Viernes, 12 de octubre. Día de la Hispanidad (o del Genocidio de los Nativos, según el punto de vista más demente). Salgo de casa a desayunar y comprar la prensa. En el bar de enfrente, que está abarrotado, me encuentro a un conocido que luce una bandera española a guisa de superhéroe. Compruebo que la funesta influencia de los indepes se ha contagiado a los míos. Opto por hacer como que llevar la enseña nacional a modo de capa es lo más normal del mundo y mantengo una breve conversación con el que la lleva, pues le tengo cierto aprecio. Observo que es exactamente lo mismo que hice hace unos meses, cuando me crucé con un viejo amigo de la universidad y vi que llevaba el lacito amarillo en la solapa. Y pienso mantener esa actitud si algún día me cruzo con un amigo que lleva un embudo en la cabeza.

Me acerco al badulaque de la esquina -que no está en una esquina- para proveerme de coca colas sin azúcar ni cafeína y helado de dulce de leche. Hay una pandilla de gañanes que llevan la bandera de España anudada a la cintura, como si fuese una toalla. Deduzco de su conversación que deberían estar en Montjuic, quemando estelades y dando vivas al Caudillo, pero a esa gente le encanta colarse en fiestas a las que no han sido invitados. De camino a casa, oigo a un tío que grita varias veces ¡Arriba España! Cuando cierro la puerta de mi apartamento, experimento una agradable paz. Y luego me pongo a pensar, que es gratis.

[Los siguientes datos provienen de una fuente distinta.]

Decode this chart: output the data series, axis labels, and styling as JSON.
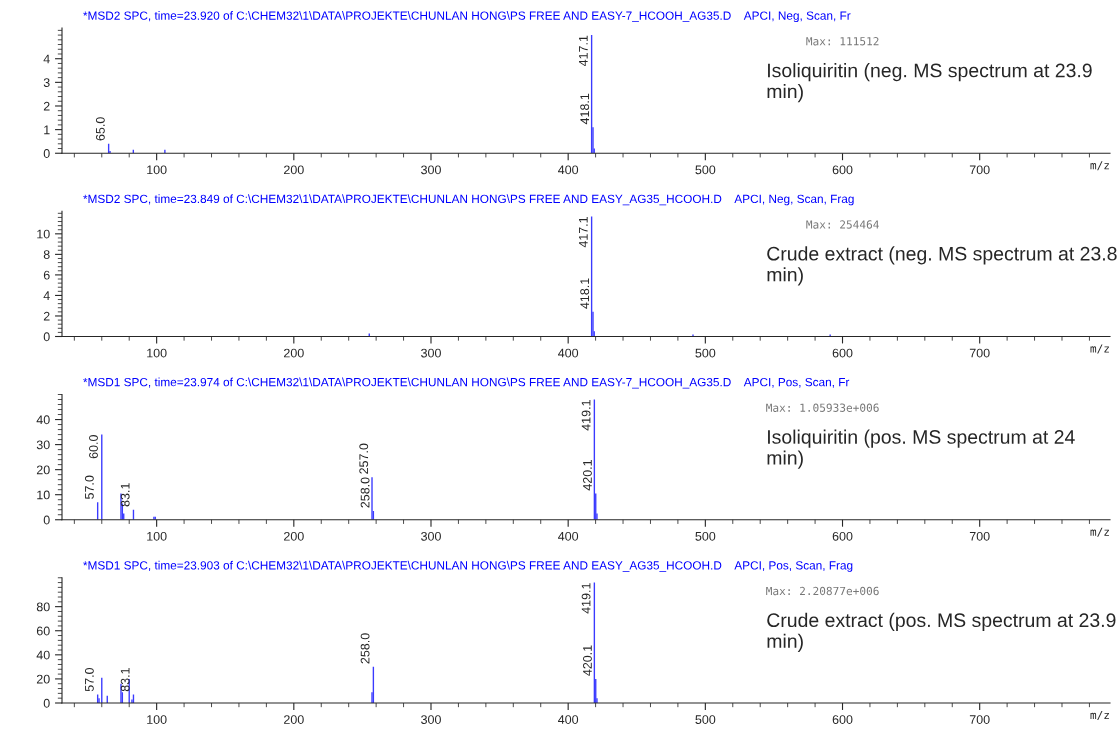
{
  "chart_data": [
    {
      "type": "bar",
      "title": "*MSD2 SPC, time=23.920 of C:\\CHEM32\\1\\DATA\\PROJEKTE\\CHUNLAN HONG\\PS FREE AND EASY-7_HCOOH_AG35.D    APCI, Neg, Scan, Fr",
      "xlabel": "m/z",
      "x": [
        65.0,
        66,
        83,
        106,
        417.1,
        418.1,
        419
      ],
      "values": [
        0.4,
        0.1,
        0.15,
        0.15,
        5.0,
        1.1,
        0.2
      ],
      "color": "#3a3aff",
      "xlim": [
        31,
        795
      ],
      "xticks": [
        100,
        200,
        300,
        400,
        500,
        600,
        700
      ],
      "ylim": [
        0,
        5.3
      ],
      "yticks": [
        0,
        1,
        2,
        3,
        4
      ],
      "grid": false,
      "annotations": [
        "Max: 111512",
        "Isoliquiritin (neg. MS spectrum at 23.9 min)",
        {
          "text": "65.0",
          "x": 65.0,
          "y": 0.4
        },
        {
          "text": "417.1",
          "x": 417.1,
          "y": 5.0
        },
        {
          "text": "418.1",
          "x": 418.1,
          "y": 1.1
        }
      ]
    },
    {
      "type": "bar",
      "title": "*MSD2 SPC, time=23.849 of C:\\CHEM32\\1\\DATA\\PROJEKTE\\CHUNLAN HONG\\PS FREE AND EASY_AG35_HCOOH.D    APCI, Neg, Scan, Frag",
      "xlabel": "m/z",
      "x": [
        255,
        417.1,
        418.1,
        419,
        491,
        591
      ],
      "values": [
        0.3,
        11.7,
        2.4,
        0.5,
        0.2,
        0.2
      ],
      "color": "#3a3aff",
      "xlim": [
        31,
        795
      ],
      "xticks": [
        100,
        200,
        300,
        400,
        500,
        600,
        700
      ],
      "ylim": [
        0,
        12.2
      ],
      "yticks": [
        0,
        2,
        4,
        6,
        8,
        10
      ],
      "grid": false,
      "annotations": [
        "Max: 254464",
        "Crude extract (neg. MS spectrum at 23.8 min)",
        {
          "text": "417.1",
          "x": 417.1,
          "y": 11.7
        },
        {
          "text": "418.1",
          "x": 418.1,
          "y": 2.4
        }
      ]
    },
    {
      "type": "bar",
      "title": "*MSD1 SPC, time=23.974 of C:\\CHEM32\\1\\DATA\\PROJEKTE\\CHUNLAN HONG\\PS FREE AND EASY-7_HCOOH_AG35.D    APCI, Pos, Scan, Fr",
      "xlabel": "m/z",
      "x": [
        57.0,
        60.0,
        74,
        75,
        76,
        83.1,
        98,
        99,
        257.0,
        258.0,
        419.1,
        420.1,
        421
      ],
      "values": [
        7,
        34,
        10.5,
        6.5,
        2.5,
        4,
        1.2,
        1.2,
        17,
        3.5,
        48,
        10.5,
        2.5
      ],
      "color": "#3a3aff",
      "xlim": [
        31,
        795
      ],
      "xticks": [
        100,
        200,
        300,
        400,
        500,
        600,
        700
      ],
      "ylim": [
        0,
        50
      ],
      "yticks": [
        0,
        10,
        20,
        30,
        40
      ],
      "grid": false,
      "annotations": [
        "Max: 1.05933e+006",
        "Isoliquiritin (pos. MS spectrum at 24 min)",
        {
          "text": "57.0",
          "x": 57.0,
          "y": 7
        },
        {
          "text": "60.0",
          "x": 60.0,
          "y": 34
        },
        {
          "text": "83.1",
          "x": 83.1,
          "y": 4
        },
        {
          "text": "257.0",
          "x": 257.0,
          "y": 17
        },
        {
          "text": "258.0",
          "x": 258.0,
          "y": 3.5
        },
        {
          "text": "419.1",
          "x": 419.1,
          "y": 48
        },
        {
          "text": "420.1",
          "x": 420.1,
          "y": 10.5
        }
      ]
    },
    {
      "type": "bar",
      "title": "*MSD1 SPC, time=23.903 of C:\\CHEM32\\1\\DATA\\PROJEKTE\\CHUNLAN HONG\\PS FREE AND EASY_AG35_HCOOH.D    APCI, Pos, Scan, Frag",
      "xlabel": "m/z",
      "x": [
        57.0,
        58,
        60,
        64,
        74,
        75,
        80,
        82,
        83.1,
        257,
        258.0,
        419.1,
        420.1,
        421
      ],
      "values": [
        7,
        4,
        21,
        6,
        16,
        9,
        20,
        3,
        7,
        9,
        30,
        100,
        20,
        4
      ],
      "color": "#3a3aff",
      "xlim": [
        31,
        795
      ],
      "xticks": [
        100,
        200,
        300,
        400,
        500,
        600,
        700
      ],
      "ylim": [
        0,
        104
      ],
      "yticks": [
        0,
        20,
        40,
        60,
        80
      ],
      "grid": false,
      "annotations": [
        "Max: 2.20877e+006",
        "Crude extract (pos. MS spectrum at 23.9 min)",
        {
          "text": "57.0",
          "x": 57.0,
          "y": 7
        },
        {
          "text": "83.1",
          "x": 83.1,
          "y": 7
        },
        {
          "text": "258.0",
          "x": 258.0,
          "y": 30
        },
        {
          "text": "419.1",
          "x": 419.1,
          "y": 100
        },
        {
          "text": "420.1",
          "x": 420.1,
          "y": 20
        }
      ]
    }
  ]
}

¿Me he convertido en un sociópata? ¿No debería haberme apuntado a la manifestación? A fin de cuentas, no soy un equidistante, sino que estoy en contra del procés y de los indepes. Así me manifiesto en este diario y en los tres libros que llevo publicados al respecto. Me siento representado por la bandera constitucional. Pero soy incapaz de enarbolar una y sumarme a la procesión, entre otros motivos porque no tengo ninguna bandera y dudo que presentarse con una toalla de los Simpson que me regalaron hace años sea lo más adecuado. Lo mío es un problema con las masas y con las banderas. Todo lo que sea opinar y publicar me parece bien, ya que, sobre todo, me represento a mí mismo, pero no me va la comunión masiva, de la misma manera que me gusta ir solo al cine y me aterran las cenas con más de cuatro comensales. No descarto ser un elitista, un señorito de mierda, lo que ustedes quieran. Pero las manifestaciones no son lo mío. No lo eran ni cuando Franco: solo me apunté a un par, más por la adrenalina que por la causa, representada por unos tipos del PSUC que me caían como una patada en los testículos.

Sigo pensando mientras me hago un descafeinado en la Nespresso y añoro los tiempos en que la gente se iba de puente o a la playa el 11 de septiembre y el 12 de octubre, cuando parecía que Cataluña era un paisito más o menos normal y en Barcelona solo se quedaban los fachas de Montjuic y los energúmenos que iban al monumento a Casanova a insultar a los del PP. Pero la tregua se acabó el 11 de septiembre de 2012, cuando el Astut se subió a la cresta de la ola soberanista y empezó a dividir voluntariamente a los catalanes entre los independentistas y los que él considera fachas, que somos todos los que no estamos por la labor. Acción y reacción. En esas seguimos con Chis Torra, el presidente subrogado. Cómo cantaba Kiko Veneno, Si tú no fueras tan americano, yo tampoco sería tan ruso.